In 2015, that question is still being asked because it does not have an across-the-board right answer. Multi-discipline horses may wear a different support wrap for each event. I understand some of it may be style or trend, but each functions well in the case it is applied. In single-event horses, you’ll see a mix of polos, support boots and bare legs, as well. Either way, they all have a place – polos for horses with ideal conformation, support boots for proactive folks, and bare legs for those who, hopefully, have major medical coverage on their horse, my point being that the wrong leg wrap in a performance horse is the one you didn’t put on.
However, some wraps, polos in particular, can be done incorrectly to actually cause a tendon injury. This is commonly referred to as a “bandage bow” and is caused when uneven and excessive pressure is placed on the leg by how the wrap was applied. With only a few millimeters of skin between the wrap and the tendons, there isn’t much room for error. Bows caused by improper wrapping can be every bit as painful and take just as long to heal as a performance injury. Improperly applied support boots can cause problems as well, but the problems are typically from neglect, like leaving them on too long, not cleaning them after each use or improper fit. I think with a well-made support boot, you really have to put some effort into causing a problem.
I talked with a lot of trainers whom I truly respect for their thoughts on leg wraps.

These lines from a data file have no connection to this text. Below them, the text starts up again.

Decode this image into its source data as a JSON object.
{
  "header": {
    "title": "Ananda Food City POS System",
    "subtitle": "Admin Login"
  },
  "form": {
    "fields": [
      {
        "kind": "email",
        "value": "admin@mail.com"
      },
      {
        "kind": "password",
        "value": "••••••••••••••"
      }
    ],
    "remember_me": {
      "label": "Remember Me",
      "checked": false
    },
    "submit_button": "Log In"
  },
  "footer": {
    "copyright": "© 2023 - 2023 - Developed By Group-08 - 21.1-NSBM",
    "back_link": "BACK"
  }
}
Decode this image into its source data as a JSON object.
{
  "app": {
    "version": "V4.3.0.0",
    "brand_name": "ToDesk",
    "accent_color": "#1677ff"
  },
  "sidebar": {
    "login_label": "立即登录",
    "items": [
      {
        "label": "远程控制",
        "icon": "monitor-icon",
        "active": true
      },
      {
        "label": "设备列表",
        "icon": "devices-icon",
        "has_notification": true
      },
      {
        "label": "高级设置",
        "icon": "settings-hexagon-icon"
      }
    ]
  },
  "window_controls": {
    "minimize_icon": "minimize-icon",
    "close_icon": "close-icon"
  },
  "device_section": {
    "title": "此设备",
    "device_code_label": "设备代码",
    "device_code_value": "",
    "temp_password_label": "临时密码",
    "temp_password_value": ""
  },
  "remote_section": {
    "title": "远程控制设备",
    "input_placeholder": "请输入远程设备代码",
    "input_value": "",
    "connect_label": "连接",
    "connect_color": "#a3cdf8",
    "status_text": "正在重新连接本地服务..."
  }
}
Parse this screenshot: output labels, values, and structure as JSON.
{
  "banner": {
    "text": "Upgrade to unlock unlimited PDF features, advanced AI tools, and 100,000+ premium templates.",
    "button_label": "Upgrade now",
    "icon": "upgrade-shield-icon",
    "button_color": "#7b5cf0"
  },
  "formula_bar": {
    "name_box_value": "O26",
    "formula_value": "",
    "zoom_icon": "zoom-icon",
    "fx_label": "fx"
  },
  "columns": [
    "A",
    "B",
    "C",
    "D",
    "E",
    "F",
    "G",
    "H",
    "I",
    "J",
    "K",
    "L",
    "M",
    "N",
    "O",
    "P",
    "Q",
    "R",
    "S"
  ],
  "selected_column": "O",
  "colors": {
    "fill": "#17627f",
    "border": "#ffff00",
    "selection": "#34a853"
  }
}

A good number use polo wraps because of their versatility in fitting various horses perfectly (when wrapped by the girl who’s an expert). The great majority use a support boot because of the added load-bearing design that offers more protection than a typical polo wrap. And some will use combinations of both when dealing with a horse that has an injury. Each horse can be different. Every person has an opinion. I really like polos, but the “one-sizefits-all” theory has holes in it. Ultimately, a clean, properly sized support boot is as good as it gets.